🤖 AI Summary
This work addresses the lack of theoretical guarantees for low-dimensional marginal approximation in large graph models. We propose an efficient, structure-aware marginal inference framework grounded in local graph topology. Our key contributions are threefold: (i) We introduce Stein’s method to marginal analysis for the first time, defining a δ-locality condition and deriving dimension-free bounds on marginal approximation error; this condition naturally subsumes common structural assumptions such as sparsity. (ii) We design two localized algorithms—local likelihood-guided subspace projection and local score matching—enabling both sampling and density estimation to be performed locally. (iii) Theoretical analysis and empirical evaluation demonstrate that our approach substantially reduces sample complexity and computational cost, supports parallel implementation, and achieves both high efficiency and accuracy in high-dimensional marginal inference.
📝 Abstract
Many spatial models exhibit locality structures that effectively reduce their intrinsic dimensionality, enabling efficient approximation and sampling of high-dimensional distributions.

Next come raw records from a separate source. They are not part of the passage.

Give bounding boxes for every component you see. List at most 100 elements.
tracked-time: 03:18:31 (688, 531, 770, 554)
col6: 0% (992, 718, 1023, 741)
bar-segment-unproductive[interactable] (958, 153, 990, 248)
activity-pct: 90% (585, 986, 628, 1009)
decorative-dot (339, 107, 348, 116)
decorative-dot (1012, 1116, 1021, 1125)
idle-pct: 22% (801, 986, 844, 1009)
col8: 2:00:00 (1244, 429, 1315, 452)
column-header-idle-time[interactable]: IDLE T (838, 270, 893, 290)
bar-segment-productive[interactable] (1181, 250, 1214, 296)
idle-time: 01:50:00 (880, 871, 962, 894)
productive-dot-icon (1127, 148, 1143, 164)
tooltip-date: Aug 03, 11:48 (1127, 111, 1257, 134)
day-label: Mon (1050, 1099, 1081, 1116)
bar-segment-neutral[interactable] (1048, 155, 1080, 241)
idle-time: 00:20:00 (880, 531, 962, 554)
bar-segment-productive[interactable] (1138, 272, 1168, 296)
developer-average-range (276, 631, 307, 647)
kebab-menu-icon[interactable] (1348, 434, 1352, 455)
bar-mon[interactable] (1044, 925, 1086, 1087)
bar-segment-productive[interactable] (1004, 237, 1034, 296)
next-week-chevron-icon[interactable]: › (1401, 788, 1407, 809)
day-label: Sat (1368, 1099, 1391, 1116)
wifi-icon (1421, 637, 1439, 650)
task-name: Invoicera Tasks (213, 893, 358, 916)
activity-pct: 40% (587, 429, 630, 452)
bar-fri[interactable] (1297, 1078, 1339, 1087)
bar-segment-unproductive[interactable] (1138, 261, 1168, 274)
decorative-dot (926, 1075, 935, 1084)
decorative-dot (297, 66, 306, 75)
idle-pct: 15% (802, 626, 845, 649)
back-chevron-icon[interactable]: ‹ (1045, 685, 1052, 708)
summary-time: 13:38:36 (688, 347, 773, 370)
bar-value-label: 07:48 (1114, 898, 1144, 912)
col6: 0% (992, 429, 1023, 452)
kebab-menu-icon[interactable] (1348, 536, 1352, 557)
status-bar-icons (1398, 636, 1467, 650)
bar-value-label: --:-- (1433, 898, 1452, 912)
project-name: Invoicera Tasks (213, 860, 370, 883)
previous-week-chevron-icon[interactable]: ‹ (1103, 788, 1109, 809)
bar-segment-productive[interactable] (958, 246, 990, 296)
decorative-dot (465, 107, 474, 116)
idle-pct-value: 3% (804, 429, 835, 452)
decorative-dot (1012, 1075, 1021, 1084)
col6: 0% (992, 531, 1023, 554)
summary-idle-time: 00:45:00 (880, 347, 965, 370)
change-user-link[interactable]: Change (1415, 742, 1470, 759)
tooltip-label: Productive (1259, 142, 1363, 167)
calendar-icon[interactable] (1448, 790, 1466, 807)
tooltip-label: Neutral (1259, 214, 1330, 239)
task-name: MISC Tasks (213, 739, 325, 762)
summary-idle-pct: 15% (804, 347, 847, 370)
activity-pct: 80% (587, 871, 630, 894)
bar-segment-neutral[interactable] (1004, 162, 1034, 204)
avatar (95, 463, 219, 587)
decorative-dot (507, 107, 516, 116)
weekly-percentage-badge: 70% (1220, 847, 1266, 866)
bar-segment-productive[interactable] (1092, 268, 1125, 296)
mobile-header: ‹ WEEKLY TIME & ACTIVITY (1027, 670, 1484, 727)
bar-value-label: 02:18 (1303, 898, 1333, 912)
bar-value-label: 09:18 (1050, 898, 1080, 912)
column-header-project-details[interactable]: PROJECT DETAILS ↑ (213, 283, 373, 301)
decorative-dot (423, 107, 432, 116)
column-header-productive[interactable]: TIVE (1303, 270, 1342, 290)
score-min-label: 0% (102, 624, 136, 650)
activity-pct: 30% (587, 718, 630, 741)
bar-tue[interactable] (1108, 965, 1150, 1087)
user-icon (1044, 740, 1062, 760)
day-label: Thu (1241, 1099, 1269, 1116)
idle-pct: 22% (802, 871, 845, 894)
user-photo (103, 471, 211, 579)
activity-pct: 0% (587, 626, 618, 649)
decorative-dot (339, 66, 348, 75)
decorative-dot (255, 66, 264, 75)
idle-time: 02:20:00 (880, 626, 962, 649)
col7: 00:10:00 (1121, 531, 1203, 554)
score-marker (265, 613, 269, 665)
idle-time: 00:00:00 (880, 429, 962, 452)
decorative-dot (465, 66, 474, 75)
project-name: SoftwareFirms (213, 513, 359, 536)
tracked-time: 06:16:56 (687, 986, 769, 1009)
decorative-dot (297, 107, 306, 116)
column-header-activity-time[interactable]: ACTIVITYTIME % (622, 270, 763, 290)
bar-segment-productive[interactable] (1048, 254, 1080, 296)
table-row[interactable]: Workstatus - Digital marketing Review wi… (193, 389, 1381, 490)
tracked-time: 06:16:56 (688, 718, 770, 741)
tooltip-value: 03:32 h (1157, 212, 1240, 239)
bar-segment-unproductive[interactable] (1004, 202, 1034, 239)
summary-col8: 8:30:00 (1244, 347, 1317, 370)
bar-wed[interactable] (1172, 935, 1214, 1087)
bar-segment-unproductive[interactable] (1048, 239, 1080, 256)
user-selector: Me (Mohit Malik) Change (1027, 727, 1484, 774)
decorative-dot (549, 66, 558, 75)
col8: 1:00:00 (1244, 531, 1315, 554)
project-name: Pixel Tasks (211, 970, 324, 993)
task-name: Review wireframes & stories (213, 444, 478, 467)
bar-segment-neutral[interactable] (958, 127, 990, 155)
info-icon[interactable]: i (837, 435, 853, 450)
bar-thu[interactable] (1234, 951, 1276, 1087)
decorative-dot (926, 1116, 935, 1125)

However, existing approximation techniques mainly focus on joint distributions, and do not guarantee accuracy for low-dimensional marginals. By leveraging the locality structures, we establish a dimension independent uniform error bound for the marginals of approximate distributions. Inspired by the Stein's method, we introduce a novel $delta$-locality condition that quantifies the locality in distributions, and link it to the structural assumptions such as the sparse graphical models. The theoretical guarantee motivates the localization of existing sampling methods, as we illustrate through the localized likelihood-informed subspace method and localized score matching. We show that by leveraging the locality structure, these methods greatly reduce the sample complexity and computational cost via localized and parallel implementations.